A Novel Sea Clutter Rejection Algorithm for Spaceborne Multichannel Radar Systems

Due to the high-speed movement of a spaceborne radar (SBR) platform, the geographic clutter spectrum expands severely, resulting in the useful moving target signal submerged by the main-lobe clutter background. To deal with this issue, the equipped multichannel arrays in an SBR system provide sufficient spatial degrees, and as a consequence, the space-time adaptive processing (STAP) technology is often preferred to achieve the moving target detection, even in the main-lobe clutter regions. However, for the moving target detection under the sea scene, due to the complex internal motion of sea clutter, the clutter signal received by an SBR system may possess the space- and time-varying characteristics, worsening the multichannel clutter rejection performance using the traditional STAP techniques.
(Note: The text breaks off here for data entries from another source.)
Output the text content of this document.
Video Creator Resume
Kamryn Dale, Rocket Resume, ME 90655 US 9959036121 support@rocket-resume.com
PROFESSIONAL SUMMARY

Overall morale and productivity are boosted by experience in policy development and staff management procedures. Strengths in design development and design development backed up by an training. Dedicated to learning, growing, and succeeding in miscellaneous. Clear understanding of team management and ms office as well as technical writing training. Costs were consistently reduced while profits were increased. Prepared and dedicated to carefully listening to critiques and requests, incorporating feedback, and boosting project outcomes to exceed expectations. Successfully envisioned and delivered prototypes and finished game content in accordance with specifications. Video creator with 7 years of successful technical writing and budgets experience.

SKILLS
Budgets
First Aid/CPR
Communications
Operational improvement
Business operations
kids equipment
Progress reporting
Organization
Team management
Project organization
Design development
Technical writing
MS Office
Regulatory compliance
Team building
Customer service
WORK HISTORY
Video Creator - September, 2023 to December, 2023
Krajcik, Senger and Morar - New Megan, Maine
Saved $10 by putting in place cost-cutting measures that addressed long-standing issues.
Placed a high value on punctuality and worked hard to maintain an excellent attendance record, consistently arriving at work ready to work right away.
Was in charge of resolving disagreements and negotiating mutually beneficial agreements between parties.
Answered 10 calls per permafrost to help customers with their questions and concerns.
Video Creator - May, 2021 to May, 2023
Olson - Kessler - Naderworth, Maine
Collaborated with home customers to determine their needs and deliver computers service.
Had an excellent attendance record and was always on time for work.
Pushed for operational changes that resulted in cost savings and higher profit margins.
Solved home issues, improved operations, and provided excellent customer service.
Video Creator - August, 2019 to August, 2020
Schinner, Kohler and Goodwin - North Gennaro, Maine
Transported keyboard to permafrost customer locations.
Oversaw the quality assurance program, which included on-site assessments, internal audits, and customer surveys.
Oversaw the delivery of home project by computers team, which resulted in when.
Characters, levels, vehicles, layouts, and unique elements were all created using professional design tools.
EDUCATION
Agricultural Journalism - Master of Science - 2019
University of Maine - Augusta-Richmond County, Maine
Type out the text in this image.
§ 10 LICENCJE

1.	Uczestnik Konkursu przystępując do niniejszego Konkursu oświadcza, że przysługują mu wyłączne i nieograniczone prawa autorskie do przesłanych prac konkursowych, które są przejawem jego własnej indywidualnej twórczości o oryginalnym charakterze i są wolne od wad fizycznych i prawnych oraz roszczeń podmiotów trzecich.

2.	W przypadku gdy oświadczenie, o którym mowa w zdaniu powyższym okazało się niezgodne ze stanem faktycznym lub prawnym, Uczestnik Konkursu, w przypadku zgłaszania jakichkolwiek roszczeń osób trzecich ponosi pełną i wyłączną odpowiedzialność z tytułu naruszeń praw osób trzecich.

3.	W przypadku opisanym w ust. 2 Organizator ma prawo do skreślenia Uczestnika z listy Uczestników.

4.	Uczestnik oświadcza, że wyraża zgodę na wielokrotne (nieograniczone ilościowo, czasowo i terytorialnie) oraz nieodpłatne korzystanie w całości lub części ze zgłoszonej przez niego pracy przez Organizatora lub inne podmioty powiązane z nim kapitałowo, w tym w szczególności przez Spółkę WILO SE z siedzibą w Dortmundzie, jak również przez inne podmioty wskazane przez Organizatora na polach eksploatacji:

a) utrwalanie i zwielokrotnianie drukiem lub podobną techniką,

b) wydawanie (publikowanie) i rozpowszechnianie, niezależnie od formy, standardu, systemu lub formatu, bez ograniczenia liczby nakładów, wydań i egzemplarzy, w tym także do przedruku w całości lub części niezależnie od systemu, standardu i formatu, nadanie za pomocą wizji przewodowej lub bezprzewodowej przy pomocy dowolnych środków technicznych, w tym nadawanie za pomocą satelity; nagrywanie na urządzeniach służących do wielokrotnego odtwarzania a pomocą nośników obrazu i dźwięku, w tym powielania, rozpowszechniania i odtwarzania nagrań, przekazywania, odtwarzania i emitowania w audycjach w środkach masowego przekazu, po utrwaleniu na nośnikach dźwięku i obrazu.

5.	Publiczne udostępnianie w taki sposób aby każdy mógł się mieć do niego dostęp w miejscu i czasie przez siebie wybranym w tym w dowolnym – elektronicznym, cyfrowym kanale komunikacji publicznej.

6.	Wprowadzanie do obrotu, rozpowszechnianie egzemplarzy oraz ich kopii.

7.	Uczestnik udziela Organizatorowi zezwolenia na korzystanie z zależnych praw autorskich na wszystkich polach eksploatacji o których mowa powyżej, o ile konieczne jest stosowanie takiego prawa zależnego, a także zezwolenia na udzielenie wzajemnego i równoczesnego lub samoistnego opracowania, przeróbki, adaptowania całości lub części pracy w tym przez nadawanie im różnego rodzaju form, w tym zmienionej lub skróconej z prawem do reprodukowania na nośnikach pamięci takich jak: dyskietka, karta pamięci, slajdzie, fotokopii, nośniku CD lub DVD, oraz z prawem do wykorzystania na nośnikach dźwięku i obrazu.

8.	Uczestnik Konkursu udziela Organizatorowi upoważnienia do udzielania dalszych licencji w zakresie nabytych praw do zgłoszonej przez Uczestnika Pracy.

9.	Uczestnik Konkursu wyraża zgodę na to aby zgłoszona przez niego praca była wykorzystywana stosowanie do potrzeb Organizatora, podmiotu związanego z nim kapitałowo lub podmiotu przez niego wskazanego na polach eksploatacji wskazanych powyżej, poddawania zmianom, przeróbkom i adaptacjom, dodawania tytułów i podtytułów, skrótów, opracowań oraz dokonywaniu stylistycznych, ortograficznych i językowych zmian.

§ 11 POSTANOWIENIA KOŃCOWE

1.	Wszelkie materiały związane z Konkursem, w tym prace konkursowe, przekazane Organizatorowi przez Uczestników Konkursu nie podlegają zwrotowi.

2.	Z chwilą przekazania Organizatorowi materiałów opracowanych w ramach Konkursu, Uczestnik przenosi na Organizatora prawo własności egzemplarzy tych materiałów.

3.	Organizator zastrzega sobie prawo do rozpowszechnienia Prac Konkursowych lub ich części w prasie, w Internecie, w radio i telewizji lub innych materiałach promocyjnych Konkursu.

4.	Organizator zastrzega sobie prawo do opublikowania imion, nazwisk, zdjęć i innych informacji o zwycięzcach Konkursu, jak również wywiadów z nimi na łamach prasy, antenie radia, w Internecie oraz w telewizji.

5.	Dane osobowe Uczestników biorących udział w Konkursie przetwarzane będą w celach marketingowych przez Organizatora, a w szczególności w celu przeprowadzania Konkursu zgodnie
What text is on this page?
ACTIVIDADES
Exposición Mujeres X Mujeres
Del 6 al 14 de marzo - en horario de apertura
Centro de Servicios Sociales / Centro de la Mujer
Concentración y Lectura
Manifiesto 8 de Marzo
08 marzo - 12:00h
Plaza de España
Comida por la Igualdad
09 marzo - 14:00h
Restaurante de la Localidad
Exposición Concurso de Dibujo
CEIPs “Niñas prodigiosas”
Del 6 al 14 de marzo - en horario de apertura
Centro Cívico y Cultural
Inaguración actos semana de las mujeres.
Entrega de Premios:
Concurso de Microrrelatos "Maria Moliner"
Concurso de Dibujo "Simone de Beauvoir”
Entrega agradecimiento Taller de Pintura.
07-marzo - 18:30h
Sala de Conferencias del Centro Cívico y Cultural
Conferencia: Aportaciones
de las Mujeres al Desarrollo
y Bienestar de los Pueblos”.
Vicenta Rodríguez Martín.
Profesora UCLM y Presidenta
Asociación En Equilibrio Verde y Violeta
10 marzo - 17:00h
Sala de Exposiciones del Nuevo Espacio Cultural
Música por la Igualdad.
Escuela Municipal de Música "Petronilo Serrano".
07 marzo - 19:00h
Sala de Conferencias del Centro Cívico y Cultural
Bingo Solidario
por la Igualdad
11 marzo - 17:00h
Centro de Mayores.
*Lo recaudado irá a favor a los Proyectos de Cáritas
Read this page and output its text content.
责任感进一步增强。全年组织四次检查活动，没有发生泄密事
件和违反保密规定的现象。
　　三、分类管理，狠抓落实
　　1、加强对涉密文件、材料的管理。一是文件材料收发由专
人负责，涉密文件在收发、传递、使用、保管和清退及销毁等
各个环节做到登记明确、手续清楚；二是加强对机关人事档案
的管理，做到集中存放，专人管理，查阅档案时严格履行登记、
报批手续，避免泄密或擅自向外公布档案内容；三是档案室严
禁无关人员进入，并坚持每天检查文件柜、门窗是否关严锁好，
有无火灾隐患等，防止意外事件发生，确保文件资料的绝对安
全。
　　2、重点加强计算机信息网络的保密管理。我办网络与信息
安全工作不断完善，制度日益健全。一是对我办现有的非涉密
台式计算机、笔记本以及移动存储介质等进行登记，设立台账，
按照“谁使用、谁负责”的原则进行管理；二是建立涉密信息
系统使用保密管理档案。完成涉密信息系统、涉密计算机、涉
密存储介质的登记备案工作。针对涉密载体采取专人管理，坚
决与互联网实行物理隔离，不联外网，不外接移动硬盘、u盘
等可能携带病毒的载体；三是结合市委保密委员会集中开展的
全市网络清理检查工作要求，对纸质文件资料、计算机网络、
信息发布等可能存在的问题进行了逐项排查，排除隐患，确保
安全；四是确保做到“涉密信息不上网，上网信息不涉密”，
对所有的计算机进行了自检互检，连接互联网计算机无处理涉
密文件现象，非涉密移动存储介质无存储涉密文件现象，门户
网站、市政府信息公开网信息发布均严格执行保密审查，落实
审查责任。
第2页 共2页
In this article, a novel sea clutter suppression method based on the joint space-time-frequency adaptive filtering is proposed. In the proposed algorithm, according to the coherent time analysis of sea clutter, the subaperture time-domain sliding window is employed to alleviate the clutter decorrelation effect, and then, a modified subspace projection technique is applied to accomplish the first-stage clutter rejection. After realizing the effective signal recovery with respect to these residual subaperture clutter data, the second-stage spatial filtering method is applied to realize the final clutter suppression with respect to the relatively high Doppler resolution clutter returns. The effectiveness of the proposed algorithm is verified by both simulated multichannel sea clutter data and real-measured sea clutter data.